Abstract

Thin surfaced asphalts are designed in a similar manner to spray sealed asphalts considering only rutting as the major mode of failure while there is no consideration for fatigue in the current mechanistic empirical pavement design method adopted by Austroads. However, sprayed seal surfacing are less sensitive to vertical deflection compared to thin surfaced asphalts. Thin surfaced asphalts are commonly prematurely failed by fatigue before any major rutting failure. In this research, the Austroads tolerable deflection criteria was investigated utilizing deflection and cumulative traffic data from 30 thin asphalt pavement sections from Queensland. The data showed that the current Austroads tolerable deflection criterion is largely overestimating the design life of these pavement sections. A new calibrated tolerable deflection criterion was developed. The calibrated tolerable deflection criterion was used with synthetic deflection data and pavement responses generated by multilayer elastic analysis using Circly software for 200 pavement sections to develop a new subgrade criterion. The new subgrade criterion is designed to limit the maximum pavement deflection to be within the calibrated tolerable deflection.

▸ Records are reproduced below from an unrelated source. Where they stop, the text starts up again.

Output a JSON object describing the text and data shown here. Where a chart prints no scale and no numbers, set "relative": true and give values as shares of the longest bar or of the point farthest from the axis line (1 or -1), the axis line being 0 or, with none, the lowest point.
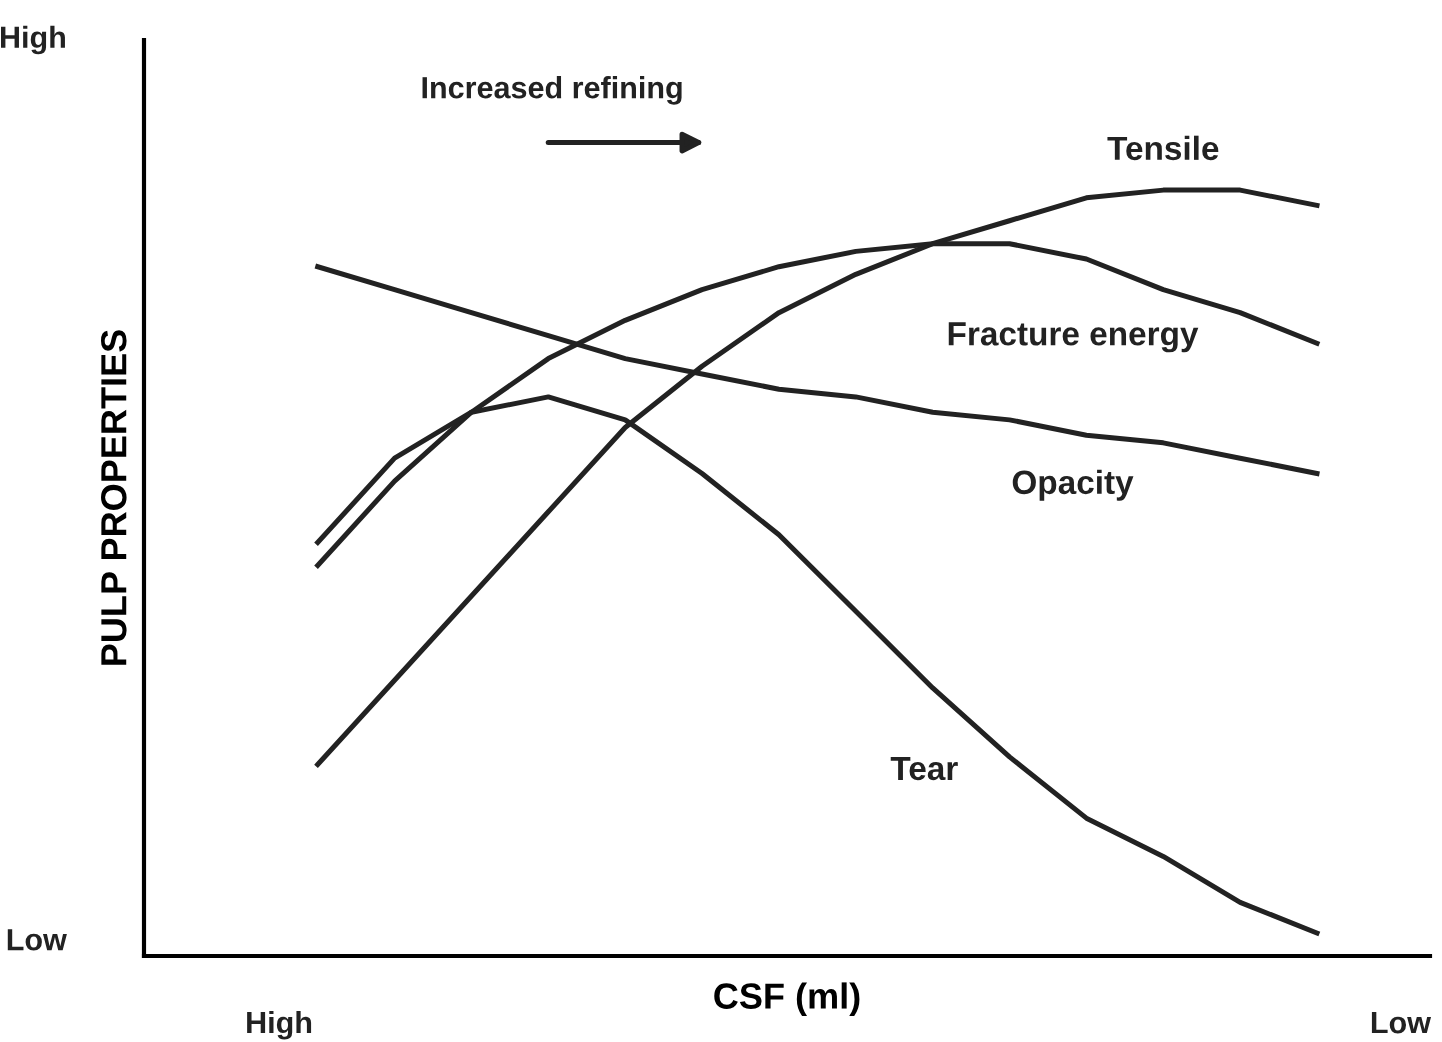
{
  "chart_data": {
    "type": "line",
    "relative": true,
    "xlabel": "CSF (ml)",
    "ylabel": "PULP PROPERTIES",
    "categories": [
      null,
      null,
      null,
      null,
      null,
      null,
      null,
      null,
      null,
      null,
      null,
      null,
      null,
      null
    ],
    "series": [
      {
        "name": "Tensile",
        "color": "#222222",
        "values": [
          0.25,
          0.36,
          0.47,
          0.58,
          0.69,
          0.77,
          0.84,
          0.89,
          0.93,
          0.96,
          0.99,
          1.0,
          1.0,
          0.98
        ]
      },
      {
        "name": "Fracture energy",
        "color": "#222222",
        "values": [
          0.51,
          0.62,
          0.71,
          0.78,
          0.83,
          0.87,
          0.9,
          0.92,
          0.93,
          0.93,
          0.91,
          0.87,
          0.84,
          0.8
        ]
      },
      {
        "name": "Opacity",
        "color": "#222222",
        "values": [
          0.9,
          0.87,
          0.84,
          0.81,
          0.78,
          0.76,
          0.74,
          0.73,
          0.71,
          0.7,
          0.68,
          0.67,
          0.65,
          0.63
        ]
      },
      {
        "name": "Tear",
        "color": "#222222",
        "values": [
          0.54,
          0.65,
          0.71,
          0.73,
          0.7,
          0.63,
          0.55,
          0.45,
          0.35,
          0.26,
          0.18,
          0.13,
          0.07,
          0.03
        ]
      }
    ],
    "annotations": [
      "High",
      "Low",
      "High",
      "Low",
      "Increased refining"
    ],
    "grid": false,
    "legend": false,
    "marker": "none",
    "line_style": "solid"
  }
}
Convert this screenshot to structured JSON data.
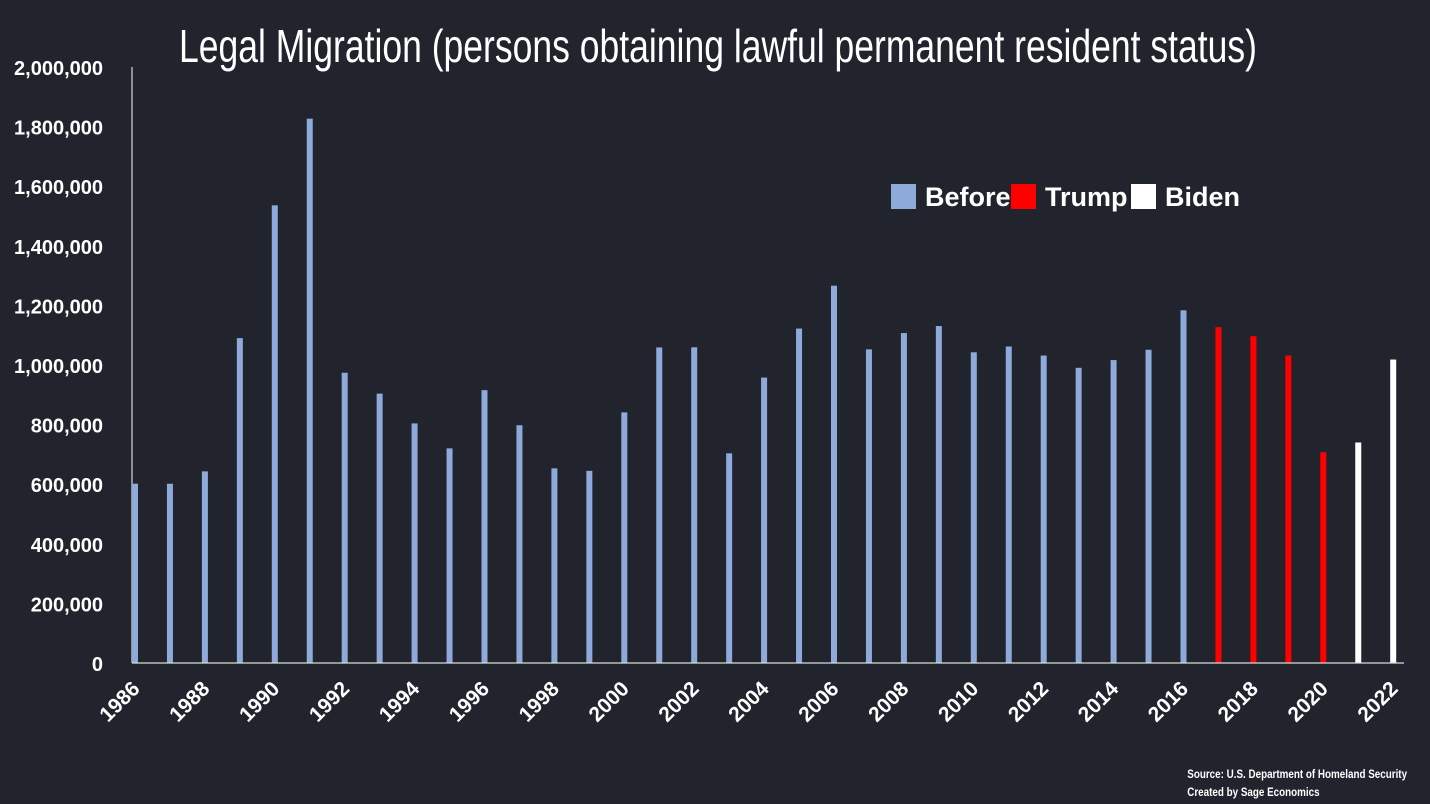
{
  "chart_data": {
    "type": "bar",
    "title": "Legal Migration (persons obtaining lawful permanent resident status)",
    "xlabel": "",
    "ylabel": "",
    "ylim": [
      0,
      2000000
    ],
    "yticks": [
      "0",
      "200,000",
      "400,000",
      "600,000",
      "800,000",
      "1,000,000",
      "1,200,000",
      "1,400,000",
      "1,600,000",
      "1,800,000",
      "2,000,000"
    ],
    "xticks": [
      "1986",
      "1988",
      "1990",
      "1992",
      "1994",
      "1996",
      "1998",
      "2000",
      "2002",
      "2004",
      "2006",
      "2008",
      "2010",
      "2012",
      "2014",
      "2016",
      "2018",
      "2020",
      "2022"
    ],
    "categories": [
      "1986",
      "1987",
      "1988",
      "1989",
      "1990",
      "1991",
      "1992",
      "1993",
      "1994",
      "1995",
      "1996",
      "1997",
      "1998",
      "1999",
      "2000",
      "2001",
      "2002",
      "2003",
      "2004",
      "2005",
      "2006",
      "2007",
      "2008",
      "2009",
      "2010",
      "2011",
      "2012",
      "2013",
      "2014",
      "2015",
      "2016",
      "2017",
      "2018",
      "2019",
      "2020",
      "2021",
      "2022"
    ],
    "values": [
      601708,
      601516,
      643025,
      1090172,
      1535872,
      1826595,
      973977,
      903916,
      803993,
      720177,
      915560,
      797847,
      653206,
      644787,
      841002,
      1058902,
      1059356,
      703542,
      957883,
      1122257,
      1266129,
      1052415,
      1107126,
      1130818,
      1042625,
      1062040,
      1031631,
      990553,
      1016518,
      1051031,
      1183505,
      1127167,
      1096611,
      1031765,
      707362,
      740002,
      1018349
    ],
    "groups": [
      "Before",
      "Before",
      "Before",
      "Before",
      "Before",
      "Before",
      "Before",
      "Before",
      "Before",
      "Before",
      "Before",
      "Before",
      "Before",
      "Before",
      "Before",
      "Before",
      "Before",
      "Before",
      "Before",
      "Before",
      "Before",
      "Before",
      "Before",
      "Before",
      "Before",
      "Before",
      "Before",
      "Before",
      "Before",
      "Before",
      "Before",
      "Trump",
      "Trump",
      "Trump",
      "Trump",
      "Biden",
      "Biden"
    ],
    "legend": [
      {
        "name": "Before",
        "color": "#8eaadb"
      },
      {
        "name": "Trump",
        "color": "#ff0000"
      },
      {
        "name": "Biden",
        "color": "#ffffff"
      }
    ],
    "legend_position": "top-right",
    "grid": false
  },
  "source_line": "Source: U.S. Department of Homeland Security",
  "credit_line": "Created by Sage Economics"
}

By limiting the maximum deflection of the thin asphalt pavements to the new calibrated tolerable deflection, it is expected that surface curvature will be reduced and therefore the fatigue life of these pavements will be significantly improved and it will limit the premature failures of these surfaces. The new criterion produces a stiffer pavement structure compared to the current method. The high stiffness can be achieved by using thicker base course or stabilized bases and subbases structures.